Professor Cormac O Ceallaigh, one of the most distinguished Irish scientists of this century, died on October 10th in Dublin, at the age of 84. He was the son of an eminent Dublin obstetrician. In 1930, he entered UCD to study physics. Obtaining a post graduate scholarship in 1934, he went to Paris, working in the laboratory of Pierre Auger. Three years in Cambridge followed, and he returned to Ireland in 1938. He had been appointed to a lectureship in Cork in 1937.
During the war years he managed to continue research in Cork, and published work, but in 1949 he applied for leave of absence to work abroad. He visited former colleagues from Cambridge in Oxford and Harwell, but was unable to obtain a suitable position. Finally he arrived in Bristol and was offered a modest post by Professor C. F. Powell. It was a fortunate outcome, for Powell had gathered a colourful and talented group from all over the world; and it seems fair to say that Bristol at that time was the best physics university in the world. Cormac and his wife Millie made a considerable financial sacrifice to go there.
Powell had introduced a technique which had languished in obscurity. It was called the nuclear emulsion method, and basically consisted of thick photographic films stacked together and exposed to cosmic ray particles. The tracks made in the emulsions could be followed and measured by scanners and physicists, using microscopes. It was enormously effective.
It was a golden age in physics. Most European physicists had been working on radar during the war and returned eagerly to their laboratories to take up work unfinished since 1939. There was, therefore, a great upsurge in basic physics between 1945 and 1950. New, strange, unstable particles were discovered.
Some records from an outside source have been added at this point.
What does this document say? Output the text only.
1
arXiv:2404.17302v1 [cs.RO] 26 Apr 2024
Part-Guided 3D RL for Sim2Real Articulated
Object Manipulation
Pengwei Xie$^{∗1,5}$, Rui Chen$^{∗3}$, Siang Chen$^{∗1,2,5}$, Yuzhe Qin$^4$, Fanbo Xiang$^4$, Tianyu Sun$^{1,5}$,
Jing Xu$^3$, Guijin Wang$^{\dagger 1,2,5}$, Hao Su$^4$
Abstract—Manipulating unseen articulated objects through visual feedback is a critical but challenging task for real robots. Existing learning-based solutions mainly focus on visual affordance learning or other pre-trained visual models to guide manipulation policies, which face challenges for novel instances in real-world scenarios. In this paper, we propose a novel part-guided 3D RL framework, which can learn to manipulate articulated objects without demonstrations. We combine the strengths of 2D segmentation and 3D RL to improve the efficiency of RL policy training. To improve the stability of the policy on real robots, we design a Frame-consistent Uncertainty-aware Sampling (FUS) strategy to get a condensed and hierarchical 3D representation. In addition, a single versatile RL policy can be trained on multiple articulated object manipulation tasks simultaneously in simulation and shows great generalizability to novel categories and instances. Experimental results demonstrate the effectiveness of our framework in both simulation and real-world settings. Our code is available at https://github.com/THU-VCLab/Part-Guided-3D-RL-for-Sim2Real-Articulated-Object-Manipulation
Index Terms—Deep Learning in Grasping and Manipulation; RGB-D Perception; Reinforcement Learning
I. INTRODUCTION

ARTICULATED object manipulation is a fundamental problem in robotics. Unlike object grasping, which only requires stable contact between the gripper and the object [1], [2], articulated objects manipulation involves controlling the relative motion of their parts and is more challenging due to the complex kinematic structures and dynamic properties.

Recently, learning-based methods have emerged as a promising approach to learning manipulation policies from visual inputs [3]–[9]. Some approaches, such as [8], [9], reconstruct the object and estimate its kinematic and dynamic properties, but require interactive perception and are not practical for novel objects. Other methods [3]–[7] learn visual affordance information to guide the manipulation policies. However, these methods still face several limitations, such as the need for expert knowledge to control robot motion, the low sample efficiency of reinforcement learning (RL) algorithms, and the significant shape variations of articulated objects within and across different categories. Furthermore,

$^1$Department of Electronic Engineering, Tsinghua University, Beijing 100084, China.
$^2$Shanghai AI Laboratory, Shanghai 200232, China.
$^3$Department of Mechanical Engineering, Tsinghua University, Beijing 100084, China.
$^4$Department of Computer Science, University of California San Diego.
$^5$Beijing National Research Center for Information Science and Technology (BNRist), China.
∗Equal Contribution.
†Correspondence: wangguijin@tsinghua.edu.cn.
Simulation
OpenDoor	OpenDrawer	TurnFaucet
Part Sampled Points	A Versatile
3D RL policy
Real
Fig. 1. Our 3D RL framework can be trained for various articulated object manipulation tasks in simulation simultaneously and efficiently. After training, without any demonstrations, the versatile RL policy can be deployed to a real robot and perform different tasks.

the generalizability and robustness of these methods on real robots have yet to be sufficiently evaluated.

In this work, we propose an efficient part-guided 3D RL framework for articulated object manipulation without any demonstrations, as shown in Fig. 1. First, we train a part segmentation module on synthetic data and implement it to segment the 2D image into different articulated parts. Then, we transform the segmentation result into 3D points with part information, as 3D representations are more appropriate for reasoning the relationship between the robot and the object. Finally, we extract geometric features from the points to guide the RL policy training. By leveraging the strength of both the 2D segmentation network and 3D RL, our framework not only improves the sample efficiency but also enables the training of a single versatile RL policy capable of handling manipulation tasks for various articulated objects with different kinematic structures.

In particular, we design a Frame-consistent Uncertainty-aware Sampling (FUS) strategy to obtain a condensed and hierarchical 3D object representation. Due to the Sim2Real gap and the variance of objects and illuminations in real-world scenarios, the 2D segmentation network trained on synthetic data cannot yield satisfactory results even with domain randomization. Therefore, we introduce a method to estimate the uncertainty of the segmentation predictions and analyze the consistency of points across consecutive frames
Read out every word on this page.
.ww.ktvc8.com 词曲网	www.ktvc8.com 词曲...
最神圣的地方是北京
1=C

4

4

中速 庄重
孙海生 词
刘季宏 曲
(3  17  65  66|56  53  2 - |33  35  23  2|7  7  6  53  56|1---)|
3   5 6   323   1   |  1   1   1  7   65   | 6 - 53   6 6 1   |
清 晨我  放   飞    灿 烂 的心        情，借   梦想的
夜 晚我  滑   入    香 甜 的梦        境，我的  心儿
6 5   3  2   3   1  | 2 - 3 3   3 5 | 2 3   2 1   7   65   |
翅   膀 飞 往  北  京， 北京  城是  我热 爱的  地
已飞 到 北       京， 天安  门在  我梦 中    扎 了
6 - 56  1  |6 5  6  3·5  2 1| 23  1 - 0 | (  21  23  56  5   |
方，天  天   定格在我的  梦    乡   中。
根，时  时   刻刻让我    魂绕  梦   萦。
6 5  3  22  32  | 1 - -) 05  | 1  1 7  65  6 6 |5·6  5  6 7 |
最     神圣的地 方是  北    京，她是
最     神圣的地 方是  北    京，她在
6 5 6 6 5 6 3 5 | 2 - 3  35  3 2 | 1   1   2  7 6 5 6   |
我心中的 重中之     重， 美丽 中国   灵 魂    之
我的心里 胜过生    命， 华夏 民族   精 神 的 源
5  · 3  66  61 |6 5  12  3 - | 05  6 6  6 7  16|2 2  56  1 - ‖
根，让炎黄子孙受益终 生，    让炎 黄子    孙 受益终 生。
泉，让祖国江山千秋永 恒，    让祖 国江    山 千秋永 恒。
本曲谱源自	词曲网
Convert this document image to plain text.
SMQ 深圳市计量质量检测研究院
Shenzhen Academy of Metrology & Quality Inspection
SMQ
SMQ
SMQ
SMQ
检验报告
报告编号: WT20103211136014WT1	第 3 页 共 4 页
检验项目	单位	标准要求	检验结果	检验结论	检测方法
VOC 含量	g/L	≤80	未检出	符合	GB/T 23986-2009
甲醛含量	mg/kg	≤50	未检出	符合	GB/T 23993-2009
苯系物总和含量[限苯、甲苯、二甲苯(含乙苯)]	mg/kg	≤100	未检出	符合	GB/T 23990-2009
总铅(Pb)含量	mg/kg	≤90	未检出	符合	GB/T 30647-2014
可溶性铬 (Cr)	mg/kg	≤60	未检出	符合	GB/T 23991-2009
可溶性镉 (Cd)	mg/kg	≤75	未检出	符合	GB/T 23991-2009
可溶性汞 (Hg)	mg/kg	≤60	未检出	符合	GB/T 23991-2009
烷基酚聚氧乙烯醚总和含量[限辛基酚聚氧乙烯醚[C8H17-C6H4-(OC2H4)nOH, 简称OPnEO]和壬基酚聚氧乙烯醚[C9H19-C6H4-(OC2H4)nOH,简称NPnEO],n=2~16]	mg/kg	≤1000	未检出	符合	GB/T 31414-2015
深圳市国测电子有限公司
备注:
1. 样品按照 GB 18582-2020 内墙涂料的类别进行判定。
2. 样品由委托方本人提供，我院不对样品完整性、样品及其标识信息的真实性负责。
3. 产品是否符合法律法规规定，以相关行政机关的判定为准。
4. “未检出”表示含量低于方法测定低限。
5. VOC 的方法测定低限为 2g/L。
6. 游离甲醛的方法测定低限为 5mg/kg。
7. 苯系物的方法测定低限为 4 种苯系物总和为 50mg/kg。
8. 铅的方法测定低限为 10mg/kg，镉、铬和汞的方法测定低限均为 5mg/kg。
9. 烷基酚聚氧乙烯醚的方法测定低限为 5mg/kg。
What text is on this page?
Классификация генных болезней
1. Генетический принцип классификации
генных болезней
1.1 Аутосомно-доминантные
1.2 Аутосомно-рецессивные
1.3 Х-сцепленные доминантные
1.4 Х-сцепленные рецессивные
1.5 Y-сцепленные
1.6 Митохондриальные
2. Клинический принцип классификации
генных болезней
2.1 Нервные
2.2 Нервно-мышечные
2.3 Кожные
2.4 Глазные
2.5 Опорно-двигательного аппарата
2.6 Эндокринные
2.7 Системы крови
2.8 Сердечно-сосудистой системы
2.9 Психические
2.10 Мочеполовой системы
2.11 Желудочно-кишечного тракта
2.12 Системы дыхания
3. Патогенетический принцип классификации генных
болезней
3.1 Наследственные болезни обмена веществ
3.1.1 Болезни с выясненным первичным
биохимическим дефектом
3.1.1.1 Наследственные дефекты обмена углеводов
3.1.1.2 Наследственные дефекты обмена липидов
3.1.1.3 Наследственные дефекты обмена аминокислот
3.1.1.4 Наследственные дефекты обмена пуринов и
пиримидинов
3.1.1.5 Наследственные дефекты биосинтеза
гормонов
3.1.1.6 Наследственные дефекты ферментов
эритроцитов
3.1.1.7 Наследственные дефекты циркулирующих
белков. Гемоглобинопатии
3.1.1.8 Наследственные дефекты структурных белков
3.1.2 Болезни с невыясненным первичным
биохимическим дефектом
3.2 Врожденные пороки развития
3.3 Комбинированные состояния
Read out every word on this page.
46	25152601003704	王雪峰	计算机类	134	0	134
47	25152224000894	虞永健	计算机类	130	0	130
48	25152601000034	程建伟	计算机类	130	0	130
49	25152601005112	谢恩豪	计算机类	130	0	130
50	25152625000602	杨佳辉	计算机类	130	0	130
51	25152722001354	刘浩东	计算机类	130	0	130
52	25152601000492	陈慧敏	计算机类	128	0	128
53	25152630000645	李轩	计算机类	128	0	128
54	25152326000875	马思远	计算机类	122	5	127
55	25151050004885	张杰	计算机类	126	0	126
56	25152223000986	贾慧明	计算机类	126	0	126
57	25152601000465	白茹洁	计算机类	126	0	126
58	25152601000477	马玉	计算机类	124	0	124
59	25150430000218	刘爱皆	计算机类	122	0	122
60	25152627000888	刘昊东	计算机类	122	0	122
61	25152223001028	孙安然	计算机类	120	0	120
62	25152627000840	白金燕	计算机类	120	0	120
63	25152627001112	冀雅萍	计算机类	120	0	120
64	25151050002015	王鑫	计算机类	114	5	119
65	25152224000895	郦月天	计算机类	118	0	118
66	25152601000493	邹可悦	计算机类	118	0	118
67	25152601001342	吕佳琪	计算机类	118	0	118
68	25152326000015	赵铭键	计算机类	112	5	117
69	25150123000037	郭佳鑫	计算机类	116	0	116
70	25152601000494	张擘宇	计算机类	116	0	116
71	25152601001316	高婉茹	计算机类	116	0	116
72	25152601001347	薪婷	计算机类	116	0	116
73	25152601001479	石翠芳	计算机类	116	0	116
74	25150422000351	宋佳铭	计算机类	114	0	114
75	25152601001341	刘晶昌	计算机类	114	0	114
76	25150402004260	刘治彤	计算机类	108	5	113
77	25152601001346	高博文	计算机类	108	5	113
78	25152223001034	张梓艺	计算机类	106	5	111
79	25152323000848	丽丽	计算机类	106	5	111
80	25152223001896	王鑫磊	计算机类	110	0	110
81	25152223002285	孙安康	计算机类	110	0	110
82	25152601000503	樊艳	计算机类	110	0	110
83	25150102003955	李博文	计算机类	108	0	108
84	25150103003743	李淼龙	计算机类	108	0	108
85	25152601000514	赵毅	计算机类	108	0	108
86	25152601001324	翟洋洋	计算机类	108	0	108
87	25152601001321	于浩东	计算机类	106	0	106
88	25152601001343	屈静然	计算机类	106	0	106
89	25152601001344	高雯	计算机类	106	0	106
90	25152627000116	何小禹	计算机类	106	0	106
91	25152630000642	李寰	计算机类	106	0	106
To gain access to the cosmic rays which produced unstable particles, physicists took their equipment up mountains or flew enormous balloons to great heights, a dangerous undertaking.
Cormac rapidly became a leading figure in Bristol. Given his ebullient temperament, one might have thought that his physics would perhaps be brilliant but erratic. It was brilliant, but not erratic; it was careful and painstaking. In his work on one particular reason, the Kappa, he examined over 700 particle decays in emulsion to find just two of the Kappa mesons.
In 1953 he was appointed a senior professor in the School of Cosmic Physics in the Dublin Institute for Advanced Studies. He held this post for 29 years, until his retirement in 1982. He built up an emulsion group, which joined a large international collaboration. Later he took his group into a project which used accelerators instead of cosmic rays. After some years, though, he returned to cosmic rays. This time he used a new material, a plastic sheet which responds to very highly charged primary particles. Large areas of this were carried on a satellite, to expose them to the primaries. This work continues successfully in the institute.
At conferences, he was a brilliantly witty speaker. Apart from his physics and his family, he had two great activities. One was cabinet making, at which he was highly skilled; the other was sailing. In his yacht club he was known as "The Voice", because in full flight he could be heard all over the coal harbour in Dun Laoghaire.
His wife Millie died in 1987. We offer our sympathy to his daughters, his grandchildren and great granddaughter, and remember him with gratitude.